The site holds a variety of Modern ruins, from left behind column footings to the stairs of the raised platform from which one feeds the cows through troughs (column footing type A and B, Shed Redrawn), allowing the possibility of a diverse reaction to modern ruins.
In responding to the brief’s requirement of creating a museum, the program was personalized as a museum / archival building that converts and archives information regarding the Agricultural Industry digitally, while allowing the public to access information in digital terminals freely on site. In addition, offices for staff to both run the premises and collect research and information on the Agricultural industry of Singapore.
In addition to the given brief, the Studio Mentor also encouraged us to interweave a chosen narrative from a work of literary art, and for this project, Jack London’s “Call of the Wild” was selected.
The narrative of the story where carcasses were employed for survival as shelter, heavily influenced the approach towards modern ruins as fossils and carcasses that could also be used to ensure the survival of a certain historical narrative.

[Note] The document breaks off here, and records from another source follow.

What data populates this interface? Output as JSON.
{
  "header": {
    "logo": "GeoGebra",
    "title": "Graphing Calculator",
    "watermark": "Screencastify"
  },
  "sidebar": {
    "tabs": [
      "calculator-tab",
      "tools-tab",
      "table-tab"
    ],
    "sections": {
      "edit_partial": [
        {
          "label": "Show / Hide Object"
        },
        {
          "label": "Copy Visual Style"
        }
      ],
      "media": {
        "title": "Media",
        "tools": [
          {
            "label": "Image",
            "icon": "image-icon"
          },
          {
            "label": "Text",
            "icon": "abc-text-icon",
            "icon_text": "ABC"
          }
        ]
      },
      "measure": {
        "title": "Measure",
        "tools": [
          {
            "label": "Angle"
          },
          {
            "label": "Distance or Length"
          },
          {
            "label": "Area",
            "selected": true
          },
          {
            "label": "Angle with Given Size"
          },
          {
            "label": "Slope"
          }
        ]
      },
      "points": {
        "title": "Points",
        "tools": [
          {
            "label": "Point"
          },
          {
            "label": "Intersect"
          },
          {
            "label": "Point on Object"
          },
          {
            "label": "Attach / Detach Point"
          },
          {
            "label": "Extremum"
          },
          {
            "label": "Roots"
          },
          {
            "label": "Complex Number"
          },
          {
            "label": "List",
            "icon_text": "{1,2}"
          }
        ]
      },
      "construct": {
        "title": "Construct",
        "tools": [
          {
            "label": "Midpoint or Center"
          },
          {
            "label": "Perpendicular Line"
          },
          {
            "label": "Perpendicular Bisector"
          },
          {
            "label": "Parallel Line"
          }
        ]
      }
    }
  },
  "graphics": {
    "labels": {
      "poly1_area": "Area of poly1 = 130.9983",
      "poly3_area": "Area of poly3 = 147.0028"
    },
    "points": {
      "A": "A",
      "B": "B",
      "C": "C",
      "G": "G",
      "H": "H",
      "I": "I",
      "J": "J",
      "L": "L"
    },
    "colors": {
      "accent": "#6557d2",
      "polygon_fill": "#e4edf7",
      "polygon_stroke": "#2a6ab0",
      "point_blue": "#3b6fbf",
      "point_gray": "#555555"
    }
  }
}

As a conceptual idea it was a museum that grows from the histories that it collects. Architecturally this idea would materialize in the manner the new additions atop the modern ruins suggest a tension between continuity of growth from old to new and the total creation of an unrelated new, within the assemblage of the two.
The museum balances the spaces underground with spaces above ground that both accentuate history and nature in Singapore.
Imprint of columns and footings found at site like fossils left behind, coupled together with skylights, influenced by the Barn left behind (Section BB1), that are cut out from existing ground and extruded – forming image of an animal’s carcass or rib cage (as seen in the Approach Drawing and the Perspectives).
The skylights provide a dramatic play of light below ground in the day, while at night illuminates the surroundings above.
The procession through the design also reinforces the tension of moving forward and looking back, via the lens of history, with a regular reminder through the constant acknowledgment of old and new through the program’s corridors and axes.
Old and New is then read as distinctly different yet assembled to suggest a greater architectural experience.